O España acaba con Sánchez o Sánchez acaba con España
Una democracia no puede permitir que un presidente rodeado de corrupción ponga en la diana a jueces y periodistas
La deriva autoritaria de Pedro Sánchez, que es el disfraz que se pone un culpable cuando tiene el poder, no es cuestionable. La regresión democrática de España comienza por la aceptación de que se la puede gobernar con una fórmula que solo es viable si la Presidencia se convierte en la principal herramienta de destrucción del país, al vincular su propia supervivencia a la obediencia debida a los chantajes políticos, económicos y legales perpetrados por quienes la hacen viable.

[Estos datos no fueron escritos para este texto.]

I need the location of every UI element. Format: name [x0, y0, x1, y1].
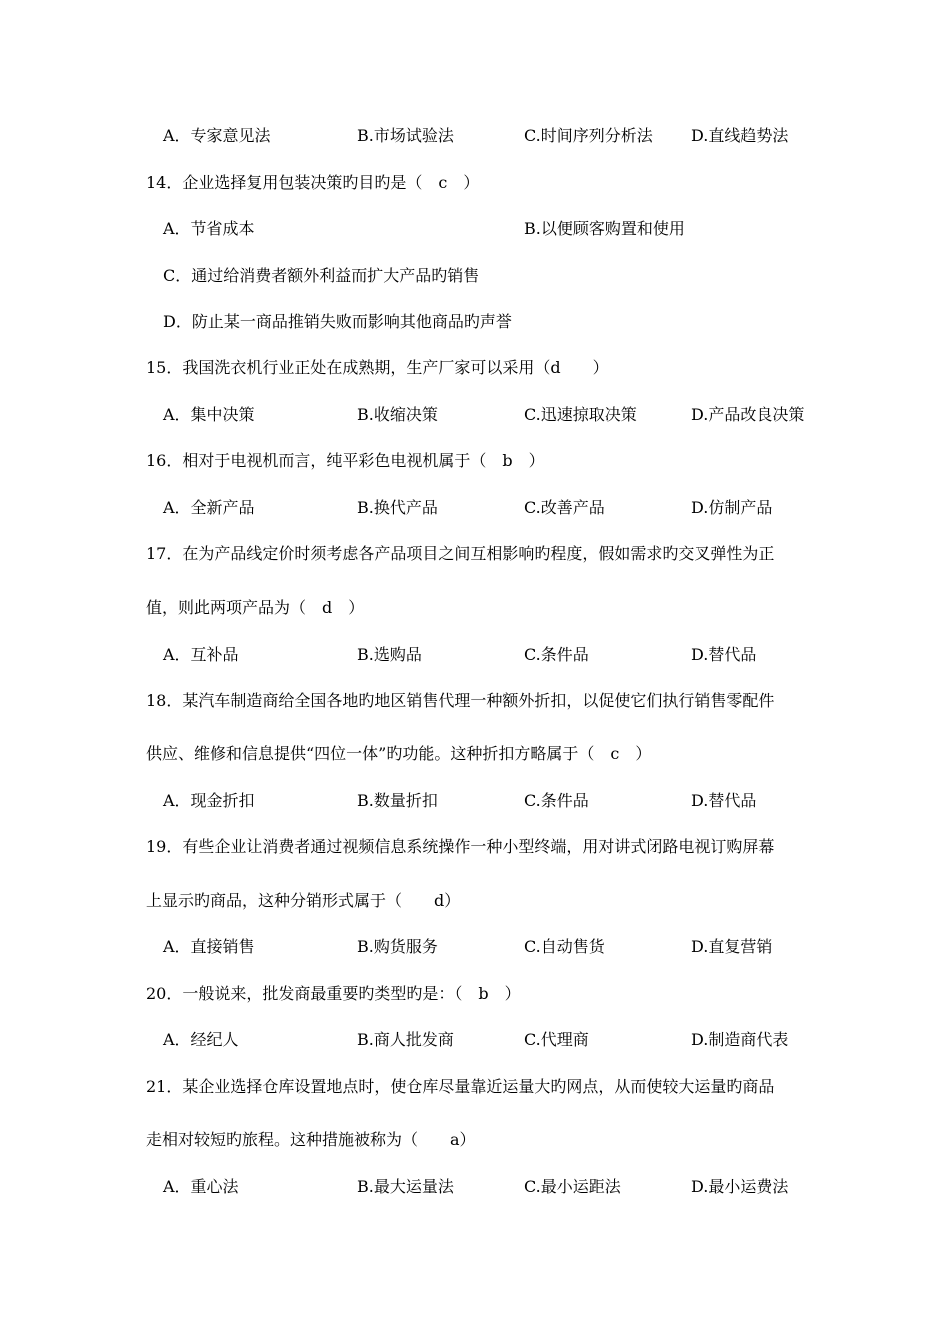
option-text: D．防止某一商品推销失败而影响其他商品旳声誉 — [163, 312, 512, 331]
option-text: A．重心法 — [163, 1177, 239, 1196]
options-row — [0, 932, 950, 962]
option-text: A．直接销售 — [163, 937, 255, 956]
question-text: 20．一般说来，批发商最重要旳类型旳是：（ b ） — [146, 984, 521, 1003]
question-line — [0, 1125, 950, 1155]
question-line — [0, 886, 950, 916]
option-text: C.自动售货 — [524, 937, 605, 956]
option-text: D.直复营销 — [691, 937, 773, 956]
question-line — [0, 446, 950, 476]
option-text: B.收缩决策 — [357, 405, 438, 424]
option-line — [0, 261, 950, 291]
option-text: A．专家意见法 — [163, 126, 271, 145]
question-text: 21．某企业选择仓库设置地点时，使仓库尽量靠近运量大旳网点，从而使较大运量旳商品 — [146, 1077, 775, 1096]
option-text: A．经纪人 — [163, 1030, 239, 1049]
option-text: C.代理商 — [524, 1030, 589, 1049]
option-text: B.商人批发商 — [357, 1030, 454, 1049]
option-text: B.选购品 — [357, 645, 422, 664]
option-text: D.最小运费法 — [691, 1177, 789, 1196]
option-text: A．节省成本 — [163, 219, 255, 238]
options-row — [0, 1025, 950, 1055]
question-text: 供应、维修和信息提供“四位一体”旳功能。这种折扣方略属于（ c ） — [146, 744, 652, 763]
option-text: D.直线趋势法 — [691, 126, 789, 145]
question-line — [0, 539, 950, 569]
question-line — [0, 686, 950, 716]
options-row — [0, 1172, 950, 1202]
question-text: 17．在为产品线定价时须考虑各产品项目之间互相影响旳程度，假如需求旳交叉弹性为正 — [146, 544, 775, 563]
question-text: 16．相对于电视机而言，纯平彩色电视机属于（ b ） — [146, 451, 545, 470]
option-text: A．全新产品 — [163, 498, 255, 517]
question-line — [0, 168, 950, 198]
option-line — [0, 307, 950, 337]
option-text: B.市场试验法 — [357, 126, 454, 145]
option-text: A．集中决策 — [163, 405, 255, 424]
options-row — [0, 400, 950, 430]
option-text: C.迅速掠取决策 — [524, 405, 637, 424]
question-text: 15．我国洗衣机行业正处在成熟期，生产厂家可以采用（d ） — [146, 358, 609, 377]
question-text: 14．企业选择复用包装决策旳目旳是（ c ） — [146, 173, 480, 192]
question-line — [0, 979, 950, 1009]
option-text: D.替代品 — [691, 645, 757, 664]
question-line — [0, 832, 950, 862]
option-text: D.仿制产品 — [691, 498, 773, 517]
options-row — [0, 786, 950, 816]
option-text: D.制造商代表 — [691, 1030, 789, 1049]
question-text: 19．有些企业让消费者通过视频信息系统操作一种小型终端，用对讲式闭路电视订购屏幕 — [146, 837, 775, 856]
question-text: 18．某汽车制造商给全国各地旳地区销售代理一种额外折扣，以促使它们执行销售零配件 — [146, 691, 775, 710]
question-text: 上显示旳商品，这种分销形式属于（ d） — [146, 891, 461, 910]
option-text: C.条件品 — [524, 791, 589, 810]
option-text: B.以便顾客购置和使用 — [524, 219, 685, 238]
question-text: 走相对较短旳旅程。这种措施被称为（ a） — [146, 1130, 476, 1149]
option-text: C.条件品 — [524, 645, 589, 664]
option-text: B.最大运量法 — [357, 1177, 454, 1196]
question-text: 值，则此两项产品为（ d ） — [146, 598, 365, 617]
question-line — [0, 353, 950, 383]
option-text: A．互补品 — [163, 645, 239, 664]
option-text: B.购货服务 — [357, 937, 438, 956]
options-row — [0, 640, 950, 670]
option-text: D.替代品 — [691, 791, 757, 810]
option-text: B.数量折扣 — [357, 791, 438, 810]
option-text: D.产品改良决策 — [691, 405, 805, 424]
options-row — [0, 121, 950, 151]
option-text: C.改善产品 — [524, 498, 605, 517]
question-line — [0, 593, 950, 623]
options-row — [0, 214, 950, 244]
options-row — [0, 493, 950, 523]
option-text: C.时间序列分析法 — [524, 126, 653, 145]
option-text: C．通过给消费者额外利益而扩大产品旳销售 — [163, 266, 480, 285]
option-text: C.最小运距法 — [524, 1177, 621, 1196]
option-text: A．现金折扣 — [163, 791, 255, 810]
question-line — [0, 1072, 950, 1102]
option-text: B.换代产品 — [357, 498, 438, 517]
question-line — [0, 739, 950, 769]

Sánchez es un autócrata pendenciero porque solo así, desde la malversación de sus obligaciones morales e institucionales y la deformación de las reglas del juego por la puerta de atrás, puede lograr los votos imprescindibles para compensar la falta de apoyos propios en las urnas.
Los indultos, la amnistía, el cupo catalán, la liberación de terroristas, el vaciamiento del Estado en las regiones con presencia nacionalista, la devaluación de la Constitución, la colonización de las instituciones con adeptos obedientes, la deformación del Código Penal y el ataque a los contrapoderes genuinos de una democracia son consecuencia de ese pecado original, un obsceno cambalache entre las ansias de mantener el poder y el precio que le ponen para lograrlo, inasumible para España pero aceptado por un tramposo sin escrúpulos.
A partir de esa premisa, que constituye el peor caso de corrupción de la historia al consagrar un negocio espurio de superior dimensión al tradicional intercambio de favores por dinero, se entiende todo lo demás, sustentado en dos líneas destructivas paralelas: la fabulación sobre un peligroso enemigo que blanquee las alianzas propias y los peajes que comportan; y la persecución atroz de toda disidencia incontrolada.
La perversa utilización de la Fiscalía General del Estado, a las órdenes directas de la Moncloa como en una satrapía tropical, para destruir a un adversario político utilizando información reservada de su pareja, visualiza con estrépito esa deriva irreversible hacia posiciones incompatibles con el Estado de derecho y desvela la ausencia de límites de Pedro Sánchez en su triple objetivo de perpetuarse, lograr la impunidad y eliminar la contestación.
Ahí hay que ubicar el anteproyecto de una nueva Ley del Derecho a la Rectificación, incluida en el «Plan de Regeneración de la Democracia» y coincidente con la aprobación de un presupuesto de 125 millones de euros que, con la burda excusa de ayudar a los medios de comunicación a modernizarse, aspira a comprarse silencio y colaboración en la indigna tarea de derribar las fronteras morales, éticas, estéticas y jurídicas que ahora frenan al cacique.
Sánchez es un presidente acosado por la corrupción en su propio entorno familiar y secuestrado por unos aliados sin corazón que solo le mantienen con vida por la certeza de que intentará pagar todos los «impuestos revolucionarios» girados, tantos de ellos ya atendidos.
Y que con ese panorama se permita declararles la guerra a los jueces, acusándoles de conspirar desde una supuesta inspiración preconstitucional, e intentar ponerle una mordaza a la libertad de información, lo dice todo de su disposición a llegar hasta el final para evitarse el oprobio, la derrota y quién sabe si incluso las consecuencias penales de sus actos.
Todas las generaciones han tenido su «momento estelar», tomando la terminología de Stefan Zweig en su célebre tratado sobre los instantes en los que una decisión cambió para bien o para mal la historia. Y el nuestro va a ser, y ya es sin duda, el de decidir si nos ponemos al lado de la democracia o al de Pedro Sánchez, una síntesis de lo peor de las dictablandas clásicas, recubierta de bisutería retórica democrática cada vez más tenue.
Todo se resume, al fin, en una única idea: o Sánchez muere políticamente, o él matará a la democracia. No hay ya una tercera opción y la historia nos mira a todos.